What’s your ART STORY?
Maggie Kurkoski is a member of the Smith College class of 2012 and the Brown Post-Baccalaureate Curatorial Fellow in the Cunningham Center.
Art is powerful. It leads us to new ideas, challenges our set opinions, invokes grief, delight, contemplation. Art has been reported to cause severe dizziness, even fainting, when individuals encounter particularly beautiful works (an unusual circumstance known as Stendhal Syndrome). While most of us haven’t passed out in front of Vermeer’s Girl with a Pearl Earring, we can all recall works that make our heart beat a little bit faster.
President Kathleen McCartney visiting her "Art Stories" exhibition with Jessica Nicoll '83, Director and Louise Ines Doyle '34 Chief Curator of the Museum of Art
This upcoming weekend, Smith College will formally welcome Kathleen McCartney as the 11th President of Smith College. The Museum is celebrating her inauguration with ART STORIES, a special exhibition featuring art that has left a lasting impression on the widespread Smith community.
We received stories from faculty and staff, alumnae and students. Highlighted here are select stories about works on paper, usually housed in the Cunningham Center.
Sandy Skoglund – Walking on Eggshells
Sandy Louise Skoglund. American, b. 1946. Walking on Eggshells, 1997. Cibachrome. Purchased with the Janet Wright Ketcham, class of 1953, Acquisition Fund. Photography by Petegorsky/Gipe. SC 1997.20.
From Cynthia Allen, Smith College class of 1983: “My 3-year-old daughter Isabelle saw the Sandy Skoglund exhibition in 1998 at my 15th reunion. Two of the pieces from the exhibition caught her eye-The Cocktail Party and Walking on Eggshells. Her godmother went down to State Street and bought her a bag of Cheetos, which until that day had not passed her lips. The caveat was Isabelle had to eat them the way the mannequin in the cocktail party room did - with a stiff, robotic bag to mouth motion.”
(Want to see “The Cocktail Party” by Sandy Skoglund? Click here for a video of its installation at the McNay Art Museum!)
“The second piece she was entranced with was Walking on Eggshells. So much so that when we went home she arranged all her stuffed bunnies in our bathroom, along with a few rubber snakes, and I then had to blow several eggs for her to step on. Life imitating art.”
Martin Puryear - Cane portfolio
Martin Puryear. American, b. 1941. Portfolio for suite of prints from Cane, 2000. Tan cloth covered cardboard folder. Purchased with the gift of the Arch W. Shaw Foundation, through the courtesy of Nancy Simonds Shaw, class of 1972, administrator, and other individuals. Photography by Petegorsky/Gipe.
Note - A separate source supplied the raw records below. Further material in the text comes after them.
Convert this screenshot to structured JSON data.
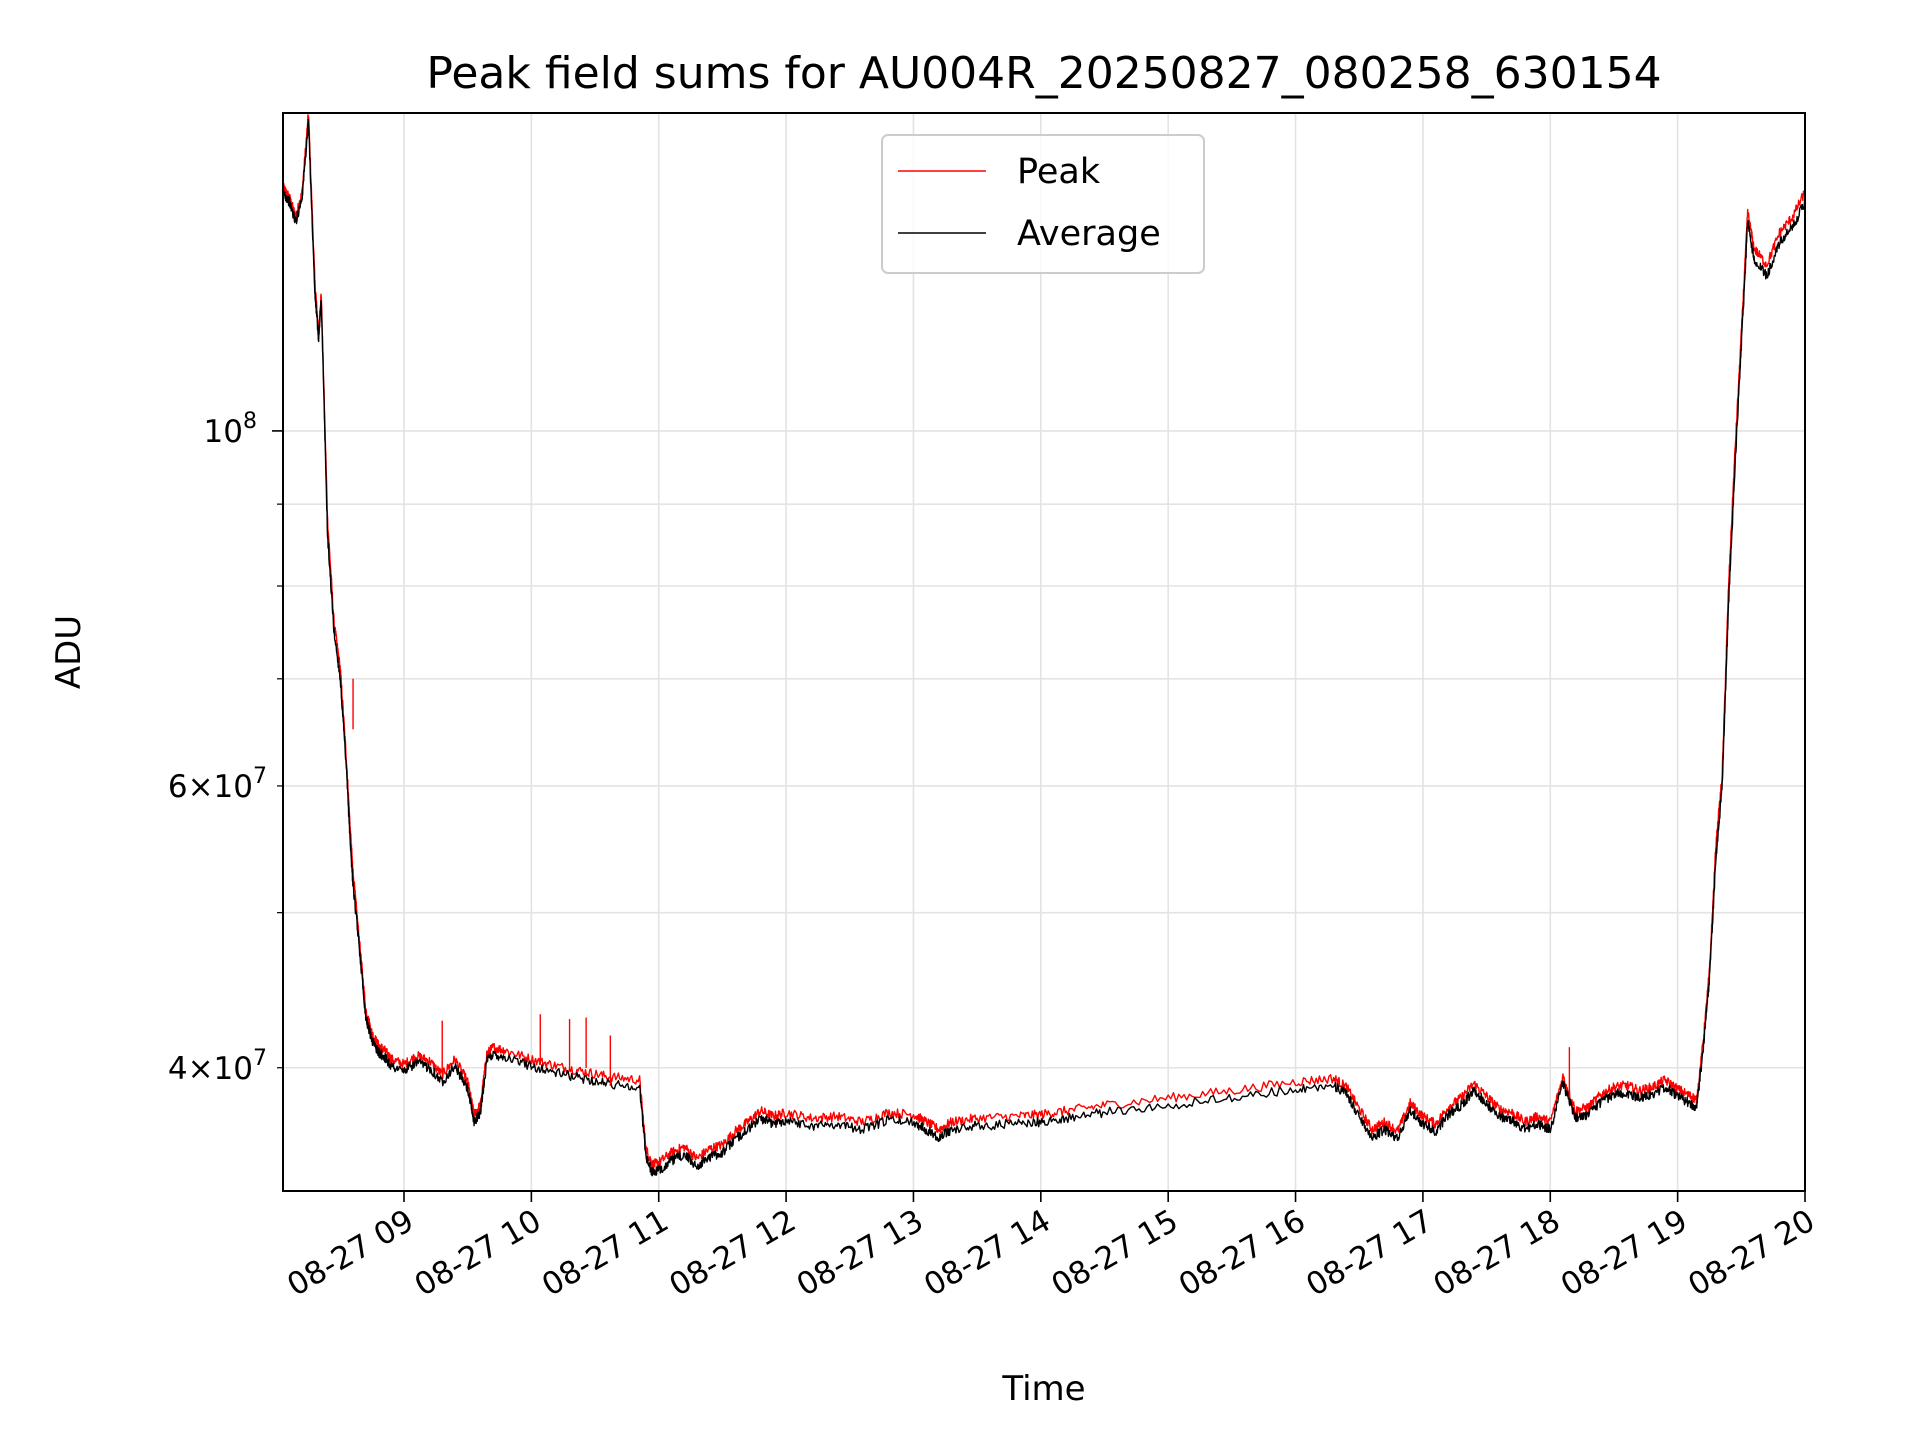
{
  "chart_data": {
    "type": "line",
    "title": "Peak field sums for AU004R_20250827_080258_630154",
    "xlabel": "Time",
    "ylabel": "ADU",
    "x_unit": "2025-08-27 local hour (decimal)",
    "xlim": [
      "2025-08-27 08:03",
      "2025-08-27 20:00"
    ],
    "ylim": [
      33500000,
      158000000
    ],
    "yscale": "log",
    "grid": true,
    "legend": {
      "position": "top-center"
    },
    "x_ticks": [
      {
        "value": 9,
        "label": "08-27 09"
      },
      {
        "value": 10,
        "label": "08-27 10"
      },
      {
        "value": 11,
        "label": "08-27 11"
      },
      {
        "value": 12,
        "label": "08-27 12"
      },
      {
        "value": 13,
        "label": "08-27 13"
      },
      {
        "value": 14,
        "label": "08-27 14"
      },
      {
        "value": 15,
        "label": "08-27 15"
      },
      {
        "value": 16,
        "label": "08-27 16"
      },
      {
        "value": 17,
        "label": "08-27 17"
      },
      {
        "value": 18,
        "label": "08-27 18"
      },
      {
        "value": 19,
        "label": "08-27 19"
      },
      {
        "value": 20,
        "label": "08-27 20"
      }
    ],
    "y_ticks_major": [
      {
        "value": 100000000,
        "base": "10",
        "exp": "8"
      }
    ],
    "y_ticks_minor": [
      {
        "value": 40000000,
        "mant": "4",
        "base": "10",
        "exp": "7"
      },
      {
        "value": 60000000,
        "mant": "6",
        "base": "10",
        "exp": "7"
      }
    ],
    "y_ticks_minor_unlabeled": [
      50000000,
      70000000,
      80000000,
      90000000
    ],
    "series": [
      {
        "name": "Peak",
        "color": "#ff0000",
        "x": [
          8.05,
          8.1,
          8.15,
          8.2,
          8.25,
          8.3,
          8.33,
          8.35,
          8.4,
          8.45,
          8.5,
          8.55,
          8.58,
          8.6,
          8.65,
          8.7,
          8.75,
          8.8,
          8.85,
          8.9,
          9.0,
          9.1,
          9.2,
          9.3,
          9.4,
          9.5,
          9.55,
          9.6,
          9.65,
          9.7,
          9.8,
          10.0,
          10.2,
          10.4,
          10.6,
          10.85,
          10.9,
          10.95,
          11.0,
          11.1,
          11.2,
          11.3,
          11.4,
          11.5,
          11.6,
          11.7,
          11.8,
          11.9,
          12.0,
          12.2,
          12.4,
          12.6,
          12.8,
          13.0,
          13.1,
          13.2,
          13.3,
          13.5,
          13.8,
          14.0,
          14.2,
          14.5,
          15.0,
          15.5,
          16.0,
          16.3,
          16.4,
          16.5,
          16.6,
          16.7,
          16.8,
          16.9,
          17.0,
          17.1,
          17.2,
          17.3,
          17.4,
          17.5,
          17.6,
          17.7,
          17.8,
          17.9,
          18.0,
          18.1,
          18.2,
          18.3,
          18.4,
          18.5,
          18.6,
          18.7,
          18.8,
          18.9,
          19.0,
          19.1,
          19.15,
          19.2,
          19.25,
          19.3,
          19.35,
          19.4,
          19.45,
          19.5,
          19.55,
          19.6,
          19.7,
          19.8,
          19.9,
          20.0
        ],
        "y": [
          142000000,
          140000000,
          136000000,
          141000000,
          158000000,
          124000000,
          115000000,
          122000000,
          88000000,
          76000000,
          71000000,
          62000000,
          56000000,
          53000000,
          48000000,
          43500000,
          42000000,
          41300000,
          41000000,
          40500000,
          40200000,
          40700000,
          40400000,
          39600000,
          40500000,
          39200000,
          37400000,
          37900000,
          40800000,
          41200000,
          41000000,
          40500000,
          40100000,
          39800000,
          39500000,
          39300000,
          35600000,
          34800000,
          34900000,
          35400000,
          35700000,
          35100000,
          35600000,
          35800000,
          36500000,
          37000000,
          37600000,
          37300000,
          37500000,
          37200000,
          37300000,
          37000000,
          37500000,
          37400000,
          37000000,
          36600000,
          37000000,
          37200000,
          37300000,
          37400000,
          37600000,
          37900000,
          38300000,
          38700000,
          39200000,
          39400000,
          38900000,
          37700000,
          36600000,
          37000000,
          36500000,
          38000000,
          37300000,
          36900000,
          37800000,
          38300000,
          39100000,
          38400000,
          37700000,
          37500000,
          37000000,
          37300000,
          37000000,
          39500000,
          37600000,
          37800000,
          38500000,
          38900000,
          39000000,
          38700000,
          38900000,
          39300000,
          38800000,
          38400000,
          38200000,
          41500000,
          46000000,
          55000000,
          61000000,
          80000000,
          97000000,
          115000000,
          137000000,
          130000000,
          127000000,
          133000000,
          136000000,
          141000000
        ]
      },
      {
        "name": "Average",
        "color": "#000000",
        "x": [
          8.05,
          8.1,
          8.15,
          8.2,
          8.25,
          8.3,
          8.33,
          8.35,
          8.4,
          8.45,
          8.5,
          8.55,
          8.58,
          8.6,
          8.65,
          8.7,
          8.75,
          8.8,
          8.85,
          8.9,
          9.0,
          9.1,
          9.2,
          9.3,
          9.4,
          9.5,
          9.55,
          9.6,
          9.65,
          9.7,
          9.8,
          10.0,
          10.2,
          10.4,
          10.6,
          10.85,
          10.9,
          10.95,
          11.0,
          11.1,
          11.2,
          11.3,
          11.4,
          11.5,
          11.6,
          11.7,
          11.8,
          11.9,
          12.0,
          12.2,
          12.4,
          12.6,
          12.8,
          13.0,
          13.1,
          13.2,
          13.3,
          13.5,
          13.8,
          14.0,
          14.2,
          14.5,
          15.0,
          15.5,
          16.0,
          16.3,
          16.4,
          16.5,
          16.6,
          16.7,
          16.8,
          16.9,
          17.0,
          17.1,
          17.2,
          17.3,
          17.4,
          17.5,
          17.6,
          17.7,
          17.8,
          17.9,
          18.0,
          18.1,
          18.2,
          18.3,
          18.4,
          18.5,
          18.6,
          18.7,
          18.8,
          18.9,
          19.0,
          19.1,
          19.15,
          19.2,
          19.25,
          19.3,
          19.35,
          19.4,
          19.45,
          19.5,
          19.55,
          19.6,
          19.7,
          19.8,
          19.9,
          20.0
        ],
        "y": [
          141000000,
          139000000,
          135000000,
          140000000,
          156000000,
          122000000,
          114000000,
          121000000,
          86000000,
          75000000,
          70000000,
          61000000,
          55000000,
          52000000,
          47500000,
          43000000,
          41600000,
          40900000,
          40600000,
          40100000,
          39800000,
          40300000,
          40000000,
          39200000,
          40100000,
          38800000,
          37000000,
          37500000,
          40400000,
          40800000,
          40600000,
          40100000,
          39700000,
          39400000,
          39100000,
          38900000,
          35200000,
          34400000,
          34500000,
          35000000,
          35300000,
          34700000,
          35200000,
          35400000,
          36100000,
          36600000,
          37200000,
          36900000,
          37100000,
          36800000,
          36900000,
          36600000,
          37100000,
          37000000,
          36600000,
          36200000,
          36600000,
          36800000,
          36900000,
          37000000,
          37200000,
          37500000,
          37900000,
          38300000,
          38800000,
          39000000,
          38500000,
          37300000,
          36200000,
          36600000,
          36100000,
          37600000,
          36900000,
          36500000,
          37400000,
          37900000,
          38700000,
          38000000,
          37300000,
          37100000,
          36600000,
          36900000,
          36600000,
          39100000,
          37200000,
          37400000,
          38100000,
          38500000,
          38600000,
          38300000,
          38500000,
          38900000,
          38400000,
          38000000,
          37800000,
          41000000,
          45500000,
          54000000,
          60000000,
          78000000,
          95000000,
          113000000,
          135000000,
          128000000,
          125000000,
          131000000,
          134000000,
          139000000
        ]
      }
    ],
    "peak_spikes": [
      {
        "x": 8.6,
        "y": 70000000
      },
      {
        "x": 9.3,
        "y": 42800000
      },
      {
        "x": 10.07,
        "y": 43200000
      },
      {
        "x": 10.3,
        "y": 42900000
      },
      {
        "x": 10.43,
        "y": 43000000
      },
      {
        "x": 10.62,
        "y": 41900000
      },
      {
        "x": 18.15,
        "y": 41200000
      }
    ]
  }
}
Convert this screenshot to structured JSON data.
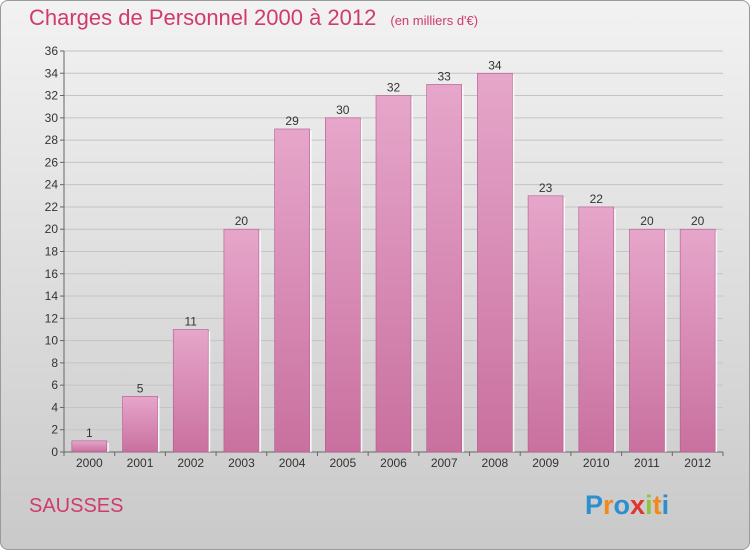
{
  "title": "Charges de Personnel 2000 à 2012",
  "subtitle": "(en milliers d'€)",
  "location": "SAUSSES",
  "logo_letters": [
    {
      "ch": "P",
      "color": "#2d8fd0"
    },
    {
      "ch": "r",
      "color": "#f08a1c"
    },
    {
      "ch": "o",
      "color": "#2d8fd0"
    },
    {
      "ch": "x",
      "color": "#e0342c"
    },
    {
      "ch": "i",
      "color": "#8bc53f"
    },
    {
      "ch": "t",
      "color": "#f08a1c"
    },
    {
      "ch": "i",
      "color": "#2d8fd0"
    }
  ],
  "chart_data": {
    "type": "bar",
    "categories": [
      "2000",
      "2001",
      "2002",
      "2003",
      "2004",
      "2005",
      "2006",
      "2007",
      "2008",
      "2009",
      "2010",
      "2011",
      "2012"
    ],
    "values": [
      1,
      5,
      11,
      20,
      29,
      30,
      32,
      33,
      34,
      23,
      22,
      20,
      20
    ],
    "ylim": [
      0,
      36
    ],
    "yticks": [
      0,
      2,
      4,
      6,
      8,
      10,
      12,
      14,
      16,
      18,
      20,
      22,
      24,
      26,
      28,
      30,
      32,
      34,
      36
    ],
    "grid": true,
    "data_labels": true,
    "bar_color": "#c9709f",
    "bar_color_light": "#e6a6ca"
  }
}
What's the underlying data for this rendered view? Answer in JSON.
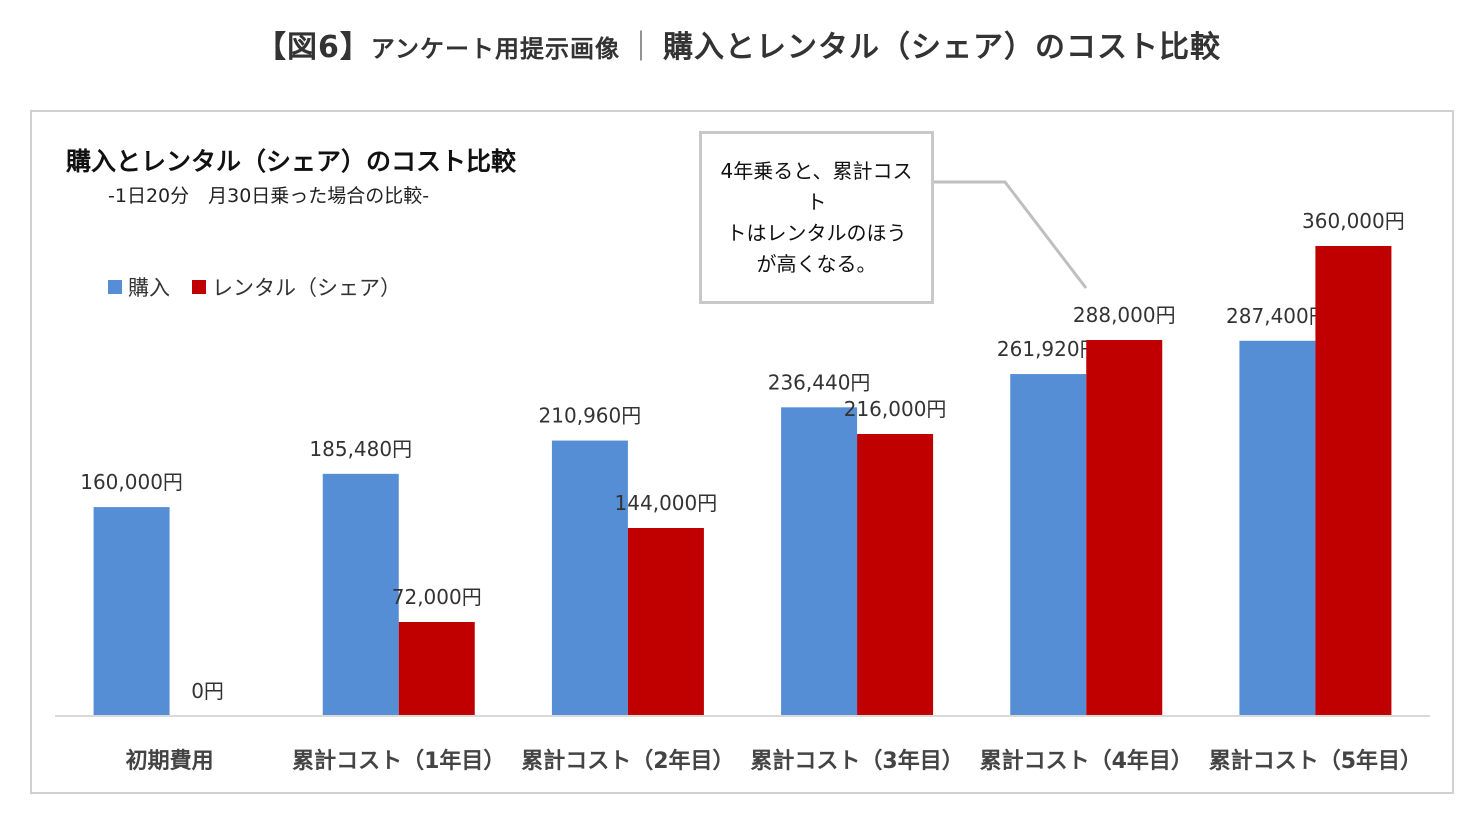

SC 2000.36a.
From Daphne Lamothe, Smith faculty member: “Knowing my interest in the writing of Jean Toomer, a giant of the Harlem Renaissance, Alona Wilson, spouse of my colleague Louis Wilson and a former museum employee told me about Puryear's illustration of a special edition of Cane, Toomer's collection of short stories and poems.”
Martin Puryear. American, b. 1941. Karintha, from the portfolio Cane, 2000. Woodblock printed in black ink on Kitakata paper. Purchased with the gift of the Arch W. Shaw Foundation, through the courtesy of Nancy Simonds Shaw, class of 1972, administrator, and other individuals. Photography by Petegorsky/Gipe. SC 2000.36.1.
“This is a gorgeous, lyrical book, which students can also find challenging and opaque. Taking them to the museum to visit the Puryear prints and spending time discussing what of the stories's themes and symbols he captured in his abstract drawings makes the book come alive for my students.”
Martin Puryear. American, b. 1941. Esther, from the portfolio Cane, 2000. Woodblock printed in black ink on Kitakata paper. Purchased with the gift of the Arch W. Shaw Foundation, through the courtesy of Nancy Simonds Shaw, class of 1972, administrator, and other individuals. Photography by Petegorsky/Gipe. SC 2000.36.5.
“We spend time looking at the multiple shades of the wooden box he carved for the book; and talking about the shapes, shades of black and white, and lines etched in the abstract woodblock illustrations. The visual language of the illustrations provides a gateway into thinking about the themes of multiracial identity, racial segregation and strife, connection and disconnection which run throughout Cane.”
Martin Puryear. American, b. 1941. Avey, from the portfolio Cane, 2000. Woodblock printed in black ink on Kitakata paper. Purchased with the gift of the Arch W. Shaw Foundation, through the courtesy of Nancy Simonds Shaw, class of 1972, administrator, and other individuals. Photography by Petegorsky/Gipe. SC 2000.36.6.
ART STORIES will be on view until February 9, 2014. You can find more personal accounts from the Smith community in the Nixon Gallery, second floor, and spread throughout the Smith College Museum of Art.